Sean King, financially hard-pressed and trying to help his professional and platonic partner Michelle Maxwell, is forced to seek an assignment from his ex-girlfriend Joan Dillinger, a fellow ex-Secret Service agent who runs her own private investigation agency.

Joan gives him a case based at a laboratory, investigating the murder of a scientist, Monk Turing. During his investigations, he stumbles on Camp Peary, the CIA training facility which leads him to a more complicated investigation, on which he works together with Michelle, who has attempted suicide after a psychological breakdown. He encounters Turing's autistic daughter, Viggie Turing, who is also extraordinary talented, but is willing to trust only Michelle, and hates Horatio, the psychologist who is treating both her and Michelle.
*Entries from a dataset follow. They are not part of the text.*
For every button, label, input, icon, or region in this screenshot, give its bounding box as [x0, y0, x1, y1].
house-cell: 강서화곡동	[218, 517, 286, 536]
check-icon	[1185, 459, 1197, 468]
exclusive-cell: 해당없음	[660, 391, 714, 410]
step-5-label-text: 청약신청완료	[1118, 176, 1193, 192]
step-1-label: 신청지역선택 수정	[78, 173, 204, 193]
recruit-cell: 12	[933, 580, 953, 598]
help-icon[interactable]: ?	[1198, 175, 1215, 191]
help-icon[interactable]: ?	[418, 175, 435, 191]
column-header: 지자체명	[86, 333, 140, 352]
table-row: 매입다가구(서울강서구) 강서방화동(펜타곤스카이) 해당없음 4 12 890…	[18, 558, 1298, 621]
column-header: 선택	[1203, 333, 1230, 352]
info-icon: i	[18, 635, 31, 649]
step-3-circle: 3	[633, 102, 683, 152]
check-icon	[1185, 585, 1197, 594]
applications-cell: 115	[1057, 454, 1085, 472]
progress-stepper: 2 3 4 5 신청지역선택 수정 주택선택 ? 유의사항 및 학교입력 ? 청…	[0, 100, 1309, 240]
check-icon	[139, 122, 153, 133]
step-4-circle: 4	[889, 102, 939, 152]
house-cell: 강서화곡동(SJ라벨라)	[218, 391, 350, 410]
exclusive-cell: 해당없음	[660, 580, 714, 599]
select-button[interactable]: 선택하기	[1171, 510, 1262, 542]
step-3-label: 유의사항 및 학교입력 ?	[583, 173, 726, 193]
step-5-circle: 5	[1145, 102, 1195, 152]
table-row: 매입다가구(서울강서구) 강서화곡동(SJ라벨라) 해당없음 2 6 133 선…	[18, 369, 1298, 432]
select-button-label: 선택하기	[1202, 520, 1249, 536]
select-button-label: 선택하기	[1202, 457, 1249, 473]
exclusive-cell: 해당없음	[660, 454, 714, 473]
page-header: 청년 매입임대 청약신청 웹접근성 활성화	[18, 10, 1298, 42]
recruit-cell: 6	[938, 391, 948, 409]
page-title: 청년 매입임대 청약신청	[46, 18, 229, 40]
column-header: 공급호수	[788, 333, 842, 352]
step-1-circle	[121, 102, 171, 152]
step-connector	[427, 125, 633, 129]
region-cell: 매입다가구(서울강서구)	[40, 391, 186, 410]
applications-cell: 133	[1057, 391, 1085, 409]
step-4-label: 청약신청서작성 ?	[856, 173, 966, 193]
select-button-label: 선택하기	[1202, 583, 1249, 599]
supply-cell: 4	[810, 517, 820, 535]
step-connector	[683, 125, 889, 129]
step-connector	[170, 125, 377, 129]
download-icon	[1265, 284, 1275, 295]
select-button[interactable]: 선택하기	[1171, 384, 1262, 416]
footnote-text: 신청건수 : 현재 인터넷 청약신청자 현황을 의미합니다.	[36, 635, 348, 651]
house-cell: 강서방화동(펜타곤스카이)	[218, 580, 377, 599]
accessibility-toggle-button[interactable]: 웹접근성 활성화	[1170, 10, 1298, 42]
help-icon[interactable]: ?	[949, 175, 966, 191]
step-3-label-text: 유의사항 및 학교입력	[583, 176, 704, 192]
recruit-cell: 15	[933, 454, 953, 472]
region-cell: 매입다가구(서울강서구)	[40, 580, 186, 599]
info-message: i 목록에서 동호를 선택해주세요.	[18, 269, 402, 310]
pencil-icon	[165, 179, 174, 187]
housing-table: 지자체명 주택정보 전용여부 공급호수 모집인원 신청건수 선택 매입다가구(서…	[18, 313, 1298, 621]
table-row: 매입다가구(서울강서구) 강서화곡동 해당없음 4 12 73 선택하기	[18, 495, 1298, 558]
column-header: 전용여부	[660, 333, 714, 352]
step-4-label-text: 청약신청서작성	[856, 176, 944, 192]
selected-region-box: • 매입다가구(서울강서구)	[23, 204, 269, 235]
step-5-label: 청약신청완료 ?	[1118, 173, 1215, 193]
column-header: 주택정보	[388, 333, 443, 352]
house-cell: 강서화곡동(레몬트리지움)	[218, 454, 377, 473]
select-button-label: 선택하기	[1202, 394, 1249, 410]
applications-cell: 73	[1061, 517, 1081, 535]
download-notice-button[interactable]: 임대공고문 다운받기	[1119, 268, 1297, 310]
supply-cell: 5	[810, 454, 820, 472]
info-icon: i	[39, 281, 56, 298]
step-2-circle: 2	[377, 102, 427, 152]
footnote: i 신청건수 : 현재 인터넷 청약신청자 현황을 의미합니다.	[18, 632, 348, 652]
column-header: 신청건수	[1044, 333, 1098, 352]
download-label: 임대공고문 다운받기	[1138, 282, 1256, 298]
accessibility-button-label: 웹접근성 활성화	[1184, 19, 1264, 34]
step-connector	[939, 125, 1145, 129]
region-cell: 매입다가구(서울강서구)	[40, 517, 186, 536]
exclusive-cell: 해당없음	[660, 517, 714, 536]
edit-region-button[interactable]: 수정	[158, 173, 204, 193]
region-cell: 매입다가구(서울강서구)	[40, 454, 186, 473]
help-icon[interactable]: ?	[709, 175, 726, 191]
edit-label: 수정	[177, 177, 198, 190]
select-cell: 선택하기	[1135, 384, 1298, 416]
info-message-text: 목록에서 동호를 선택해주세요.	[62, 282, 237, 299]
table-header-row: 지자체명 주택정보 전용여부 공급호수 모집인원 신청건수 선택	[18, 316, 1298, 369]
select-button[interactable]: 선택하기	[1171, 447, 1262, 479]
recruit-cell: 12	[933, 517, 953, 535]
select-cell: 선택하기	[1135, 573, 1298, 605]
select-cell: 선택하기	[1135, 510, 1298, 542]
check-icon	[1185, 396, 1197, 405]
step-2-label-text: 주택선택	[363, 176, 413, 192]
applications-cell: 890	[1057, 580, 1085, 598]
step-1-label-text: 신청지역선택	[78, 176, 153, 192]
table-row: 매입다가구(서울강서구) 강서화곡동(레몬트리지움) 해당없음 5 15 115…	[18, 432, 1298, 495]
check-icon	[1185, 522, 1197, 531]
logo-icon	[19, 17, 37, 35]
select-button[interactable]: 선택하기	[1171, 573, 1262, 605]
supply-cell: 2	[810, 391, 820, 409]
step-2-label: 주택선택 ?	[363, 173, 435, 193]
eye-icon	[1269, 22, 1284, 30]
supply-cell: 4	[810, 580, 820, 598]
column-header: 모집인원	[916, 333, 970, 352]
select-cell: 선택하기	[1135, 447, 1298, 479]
Eventually, Sean and Michelle solve the case, but not before being tortured by their enemies. Sean gains a treasure, but generously shares it with others even though he is in financial difficulties.

==Characters==
- Michelle Maxwell: An ex-Secret Service agent, first featured in Split Second and again in Hour Game. She is the partner of Sean King. Dark hair, attractive, five feet ten inches tall (about 1.75m), an Olympic medalist in rowing and an expert in combat. However she is psychologically fragile, as is shown in Simple Genius, which describes her fight against her "inner demons".
- Sean King: Also an ex-Secret Service agent, Sean King is in his forties, six feet two (about 1.89m), and handsome. He is somewhat more controlled than Michelle and has had a relationship with another ex-Secret Service agent, Joan Dillinger, who continues to help him.

== Reception ==
Kirkus Reviews doubted the author's ability to maintain a spot on the bestsellers list, stating that the book is "Lamer than usual."